Let's take a simple example: We enjoy having a car and going conveniently where we want to go—that's "valuable"—but that very thing also opens up the possibility of being killed or injured in a car accident. But notice that we can't have the one without the possibility of the other.

Another example: We enjoy the pleasures that a body makes possible—swimming in a lake, eating good food, making love, and so on—but the existence of the body also means the possibility of pain and disease, and the certainty of death. They seem to be a package deal; we can't have the one without at least the possibility of the other.

Another example: The existence of "up" economic cycles means the possibility of "down" economic cycles. "Down" cycles couldn't occur if "up" cycles didn't occur first.

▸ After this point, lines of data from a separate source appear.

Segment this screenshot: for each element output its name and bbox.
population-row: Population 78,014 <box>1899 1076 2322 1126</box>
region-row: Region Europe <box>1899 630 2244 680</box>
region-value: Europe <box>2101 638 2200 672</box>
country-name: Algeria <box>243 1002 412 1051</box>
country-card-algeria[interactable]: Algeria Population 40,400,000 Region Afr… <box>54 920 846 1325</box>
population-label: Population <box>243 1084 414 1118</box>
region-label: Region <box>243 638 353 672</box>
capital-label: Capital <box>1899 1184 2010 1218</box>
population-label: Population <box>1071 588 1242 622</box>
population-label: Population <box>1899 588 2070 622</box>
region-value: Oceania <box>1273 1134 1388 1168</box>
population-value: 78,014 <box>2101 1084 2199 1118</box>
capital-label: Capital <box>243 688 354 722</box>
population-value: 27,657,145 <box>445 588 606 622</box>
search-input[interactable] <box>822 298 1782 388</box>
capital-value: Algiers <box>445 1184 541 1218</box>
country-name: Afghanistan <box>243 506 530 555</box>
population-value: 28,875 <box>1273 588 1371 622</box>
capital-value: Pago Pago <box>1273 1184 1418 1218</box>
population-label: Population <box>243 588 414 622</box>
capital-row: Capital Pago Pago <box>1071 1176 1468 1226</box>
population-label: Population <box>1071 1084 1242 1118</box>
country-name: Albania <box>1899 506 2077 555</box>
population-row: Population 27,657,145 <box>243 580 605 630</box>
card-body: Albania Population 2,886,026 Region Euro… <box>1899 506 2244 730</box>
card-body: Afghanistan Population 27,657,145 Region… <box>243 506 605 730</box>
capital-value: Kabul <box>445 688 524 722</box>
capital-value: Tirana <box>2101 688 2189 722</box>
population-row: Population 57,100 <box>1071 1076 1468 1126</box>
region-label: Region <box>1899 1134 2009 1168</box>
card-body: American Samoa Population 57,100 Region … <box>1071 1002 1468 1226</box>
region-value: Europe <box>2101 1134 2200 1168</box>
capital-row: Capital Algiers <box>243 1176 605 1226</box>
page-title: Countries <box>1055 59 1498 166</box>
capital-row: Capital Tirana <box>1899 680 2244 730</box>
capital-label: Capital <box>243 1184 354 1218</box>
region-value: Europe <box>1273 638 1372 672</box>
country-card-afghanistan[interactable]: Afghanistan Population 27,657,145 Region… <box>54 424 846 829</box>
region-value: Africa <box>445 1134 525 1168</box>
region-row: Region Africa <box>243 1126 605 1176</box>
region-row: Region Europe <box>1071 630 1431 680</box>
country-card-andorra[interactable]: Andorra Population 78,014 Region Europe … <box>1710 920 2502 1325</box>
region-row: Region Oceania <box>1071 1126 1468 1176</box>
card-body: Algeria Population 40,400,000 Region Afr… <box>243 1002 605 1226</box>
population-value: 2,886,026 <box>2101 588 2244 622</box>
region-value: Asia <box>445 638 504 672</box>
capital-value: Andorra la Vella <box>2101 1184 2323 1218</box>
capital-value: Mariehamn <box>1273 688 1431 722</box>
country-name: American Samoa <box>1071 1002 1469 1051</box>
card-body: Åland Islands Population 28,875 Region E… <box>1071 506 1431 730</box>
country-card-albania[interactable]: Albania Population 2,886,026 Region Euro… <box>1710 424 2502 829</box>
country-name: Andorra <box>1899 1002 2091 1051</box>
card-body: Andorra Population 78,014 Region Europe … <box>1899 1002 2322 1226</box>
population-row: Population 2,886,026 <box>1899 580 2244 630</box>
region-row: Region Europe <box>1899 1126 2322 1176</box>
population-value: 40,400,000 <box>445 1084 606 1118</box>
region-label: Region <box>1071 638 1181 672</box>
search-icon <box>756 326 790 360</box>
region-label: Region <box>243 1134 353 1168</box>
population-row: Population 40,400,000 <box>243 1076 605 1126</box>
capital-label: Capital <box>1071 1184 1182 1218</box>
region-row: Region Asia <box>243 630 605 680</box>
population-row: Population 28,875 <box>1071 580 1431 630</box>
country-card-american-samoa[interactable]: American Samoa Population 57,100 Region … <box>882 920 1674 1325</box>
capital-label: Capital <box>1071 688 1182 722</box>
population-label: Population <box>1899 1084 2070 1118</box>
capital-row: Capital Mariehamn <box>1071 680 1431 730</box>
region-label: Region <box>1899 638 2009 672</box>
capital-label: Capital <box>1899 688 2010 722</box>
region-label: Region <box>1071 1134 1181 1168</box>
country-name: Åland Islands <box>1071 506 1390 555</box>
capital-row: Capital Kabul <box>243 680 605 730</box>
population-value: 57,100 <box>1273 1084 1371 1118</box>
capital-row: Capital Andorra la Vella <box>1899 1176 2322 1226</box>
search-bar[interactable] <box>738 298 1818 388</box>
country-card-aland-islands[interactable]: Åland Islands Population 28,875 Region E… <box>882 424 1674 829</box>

Many other examples could be given.

Perhaps we and the other species are here precisely because of all those millions upon millions of species that lived and died and went extinct. Perhaps nature in its wisdom tries many possibilities so that life can have the best possible fit with its environment.

And perhaps all these dualities—"good" and "bad," "valuable" and "wasteful," on and on—only really exist as a creation of the mind. Perhaps all such dualities are themselves just stories.

And perhaps beneath every conceivable story about reality is just reality itself—shimmering in its unfathomable mystery and perfection through every flower and rock and atom, and through "you" and "me" too.

In the Diamond Sutra the Buddha said to Arjuna that even if countless bodhisattvas through numberless eons saved countless beings from suffering, that no such beings or bodhisattvas ever actually existed. Hmm. What could he mean by that?

Such language of prajnaparamita, as it's called, and echoed by the sayings of many other awakened masters, is using concepts to destroy concepts. Why?

Because when all the concepts are gone, even just momentarily, perhaps what's left is the ungraspable reality behind the stories, the One behind the many, the mystery behind the beliefs and concepts.

Buried in this unfathomable mystery, which permeates the very fabric of our life, which is the very fabric of our life, is the awesome infinity of that which cannot be put into words—shining its awesome and hidden light recklessly like the sun, and of which the great sun and the sublime stars themselves can be only the merest symbol.